Guide of ALONISSOS
The green Alonissos is the most intact and wild island of Sporades. Nature has kissed these islands covering their lands of woods, pine forests, olive trees, almond trees, fruit trees and vineyards for which the island was famous throughout Greece. The production of this highly appreciated wine was unfortunately arrested in 1952 by an epidemic that hit the vines imported from California.
Alonissos is unique among the Greek islands of the Aegean as the site of a marine reserve established in 1992 that protects the last specimens of monk seal remained also its abundant fauna consisting of birds of all kinds like herons, kingfishers and falcons along with its seabeds full of fish and dolphins make the island a true paradise for lovers of nature and animals.

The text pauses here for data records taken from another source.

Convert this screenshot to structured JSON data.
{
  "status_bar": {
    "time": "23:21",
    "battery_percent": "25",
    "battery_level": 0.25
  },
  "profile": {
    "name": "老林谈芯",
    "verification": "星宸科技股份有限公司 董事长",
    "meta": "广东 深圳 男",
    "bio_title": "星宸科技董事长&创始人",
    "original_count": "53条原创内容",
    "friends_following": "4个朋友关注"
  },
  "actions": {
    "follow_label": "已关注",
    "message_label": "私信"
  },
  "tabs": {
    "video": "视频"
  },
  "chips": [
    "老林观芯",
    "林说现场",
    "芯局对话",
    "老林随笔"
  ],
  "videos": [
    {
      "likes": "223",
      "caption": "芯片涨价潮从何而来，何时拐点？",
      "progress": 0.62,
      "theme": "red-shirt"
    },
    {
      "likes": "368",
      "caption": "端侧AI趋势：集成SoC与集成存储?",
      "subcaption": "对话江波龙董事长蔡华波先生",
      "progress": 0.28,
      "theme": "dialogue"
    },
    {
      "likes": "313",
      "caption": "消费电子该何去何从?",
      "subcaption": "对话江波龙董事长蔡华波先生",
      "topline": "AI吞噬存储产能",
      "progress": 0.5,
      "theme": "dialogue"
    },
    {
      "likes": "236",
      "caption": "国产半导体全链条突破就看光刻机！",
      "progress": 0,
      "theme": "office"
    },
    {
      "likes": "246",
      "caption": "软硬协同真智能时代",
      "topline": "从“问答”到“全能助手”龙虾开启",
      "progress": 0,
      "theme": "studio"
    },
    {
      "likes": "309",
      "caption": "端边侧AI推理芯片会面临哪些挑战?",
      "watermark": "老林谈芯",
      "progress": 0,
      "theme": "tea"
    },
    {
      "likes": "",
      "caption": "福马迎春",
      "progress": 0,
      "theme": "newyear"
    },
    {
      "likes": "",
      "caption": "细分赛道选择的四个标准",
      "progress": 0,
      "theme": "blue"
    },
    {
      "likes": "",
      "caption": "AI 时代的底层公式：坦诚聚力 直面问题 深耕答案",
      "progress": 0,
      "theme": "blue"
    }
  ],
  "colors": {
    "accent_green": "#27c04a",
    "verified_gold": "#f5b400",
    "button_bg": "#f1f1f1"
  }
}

Like any other Greek island, Alonissos is a place of great history and tradition. It is thought that the island has been inhabited since ancient times when the Sporades were still a single body, without the sea that now divides them. Cretans, Mycenaeans, Romans and Byzantines passed through here leaving significant footprints on the population that suffered more than one tragedy when it was repeatedly attacked by pirates. Venetians and Turks Ottomans ended up devastating this small corner of land that was further proved by the earthquake of 1965, when all the buildings on the island were destroyed and rebuilt a few years later.

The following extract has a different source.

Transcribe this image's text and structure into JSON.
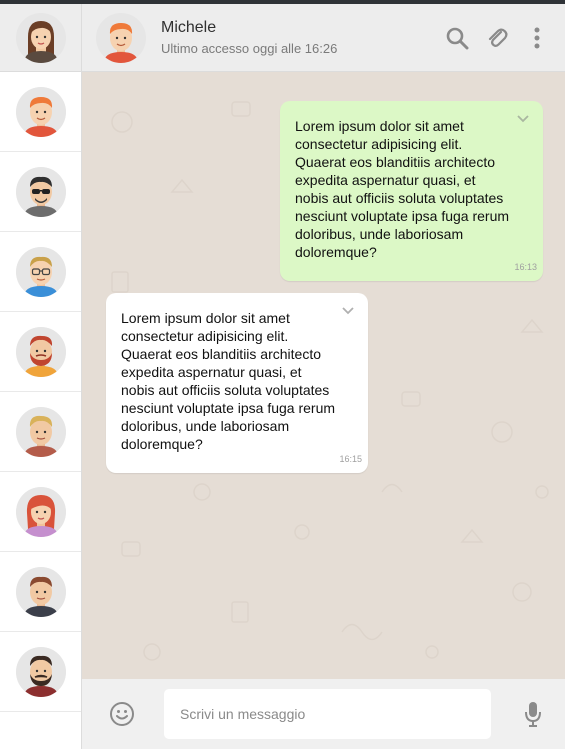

The island offers tourists the opportunity to take part in all kinds of sports, from trekking in the valleys to underwater fishing and diving, from bird watching to windsurfing and kite surfing on its beautiful beaches. The beaches are the main attraction on this island, they mostly have white pebbles so the water is so clear that it takes on different shades of green that are breathtaking. The most beautiful places to swim are on the east coast as it is more sheltered and quiet. The Kokkinokastro beach stands out because of the red granite cliff that juts out into the sea.